Publié le Jeudi 1 novembre 2018 à 10h49.

La crise qui vient

Le pire n’est probablement pas derrière nous… 

Le quantitative easing comme arme fatale

Dans le but de stimuler l’économie, le quantitative easing (QE) est une politique monétaire dite non-conventionnelle d’injections de liquidités via un programme de rachat de dettes par les banques centrales. C’est la version moderne de la vieille planche à billets, sauf qu’avec le QE, l’argent tombe directement dans les poches des banques. Initiée par la FED, elle a été suivie et même dépassée par la BCE, avec la distribution de 4,621 milliards d’euros, soit environ 41,4 % du PIB de la zone euro. La FED, avec d’infinies précautions, commence à dégonfler son bilan et se fait tancer par Trump, qui craint un ralentissement économique. Les marchés financiers sont devenus dépendants de l’argent facile et personne ne sait comment le sevrage va être supporté.
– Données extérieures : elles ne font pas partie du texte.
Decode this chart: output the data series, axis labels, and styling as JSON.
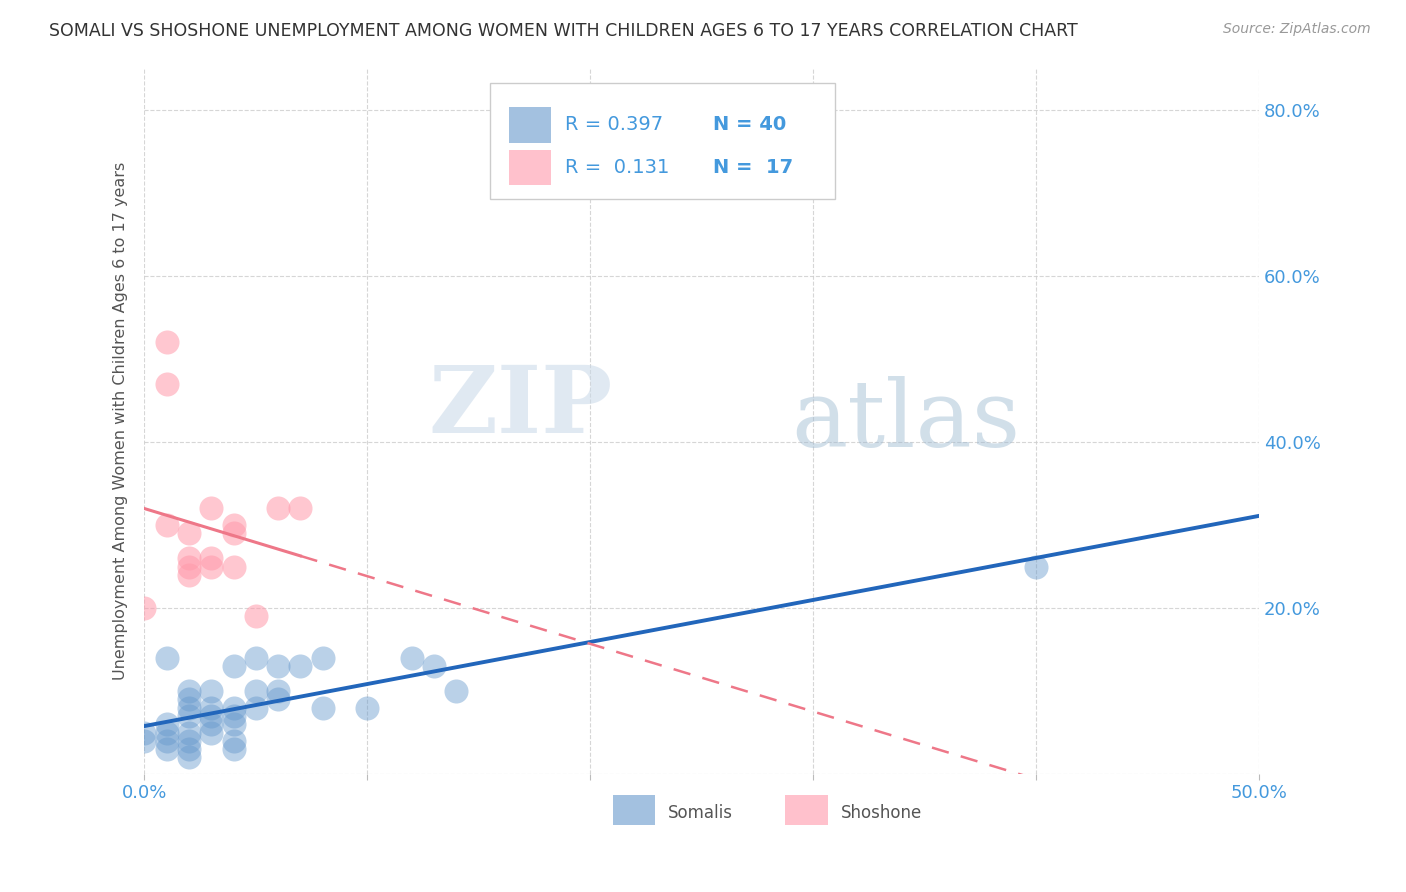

La dette : une arme de destruction massive

Le coût de la crise se manifeste essentiellement par la croissance exponentielle des dettes, comme si cet endettement massif était une condition indispensable d’une croissance, pourtant atone. Tous les manuels d’économie classique vilipendent la création monétaire « ex nihilo » et le recours massif à la dette, avec l’exemple cauchemardesque des années 1930. Pourtant, les dettes globales sont plus élevées qu’en 2008 et ne sont pas moins risquées. La Deutsche Bank inquiète toujours. L’ensemble des formes de dettes aux États-Unis représentent 352 % du PIB et dépassent 20 000 milliards de dollars. Selon le FMI, le montant de la dette mondiale vient d’atteindre le pic de 164 000 milliards, soit 225 % du PIB. Le FMI sonne le tocsin, effrayé par sa progression géométrique ininterrompue depuis dix ans, ce qui s’apparente pour les États à une fuite en avant. 

La financiarisation : une bombe à retardement

À l’échelle mondiale, entre 20 000 et 30 000 milliards de dollars sont placés dans les paradis fiscaux. En Europe, c’est environ 1 000 milliards d’euros qui s’évadent chaque année et manquent pour financer investissements, infrastructures et la protection de l’environnement. Ces distorsions financières massives ont été un des éléments déclencheurs de la crise financière de 2008. En dépit des promesses solennelles des États, rien n’a changé. Le « shadow banking », ces zones obscures des banques, sont toujours présentes, 10 ans après Lehman. Les banques poursuivent leur « business as usual ». Les pouvoirs économico-politiques ont migré des institutions représentatives vers des organes technocratiques indépendants, les banques centrales, et surtout vers un maquis de structures transnationales. Cette abdication est sévèrement sanctionnée électoralement partout et les régimes qui s’installent provoquent encore plus d’instabilité. La dette de l’Italie, 3e économie de la zone euro, est à deux doigts d’entrer dans la catégorie des « junk bonds » (obligations pourries).

Le capital fictif : explosif 

Les milliards qui circulent entre les places financières ne sont que le signe de la tentative désespérée des capitalistes de pré-valider le procès de valorisation du capital dans le but déclaré d’amplifier la croissance et d’étendre le marché mondial. L’échec est total et augure mal du prochain épisode. Ce capital fictif, c’est de l’argent déconnecté de la marchandise, on peut l’acheter, le vendre, spéculer dessus, on est alors dans la fiction de l’argent qui engendrerait de l’argent. Marx l’appelle « fictif », dans la mesure où il ne représente pas de l’argent réel, avec des contreparties, mais seulement la possibilité, l’espoir de gagner plus d’argent.

La croissance du capital fictif donne l’illusion, pendant un certain temps, que l’argent peut s’auto-valoriser sans médiation. Mais tout titre est finalement évalué en fonction du risque qu’il contient par rapport au profit potentiel qu’il engendre. Si bien que le doute sur les possibilités de valoriser tous ces capitaux se renforce avec l’accroissement de leur masse mise en circulation. C’est la formation d’une « bulle », déconnectée des profits réels, qui ne peut qu’éclater. C’est alors le « krach », une crise boursière, une purge de ce capital fictif. Une crise financière va éclater à nouveau, d’une plus grande ampleur, demain ou plus tard... et elle entraînera une profonde récession économique.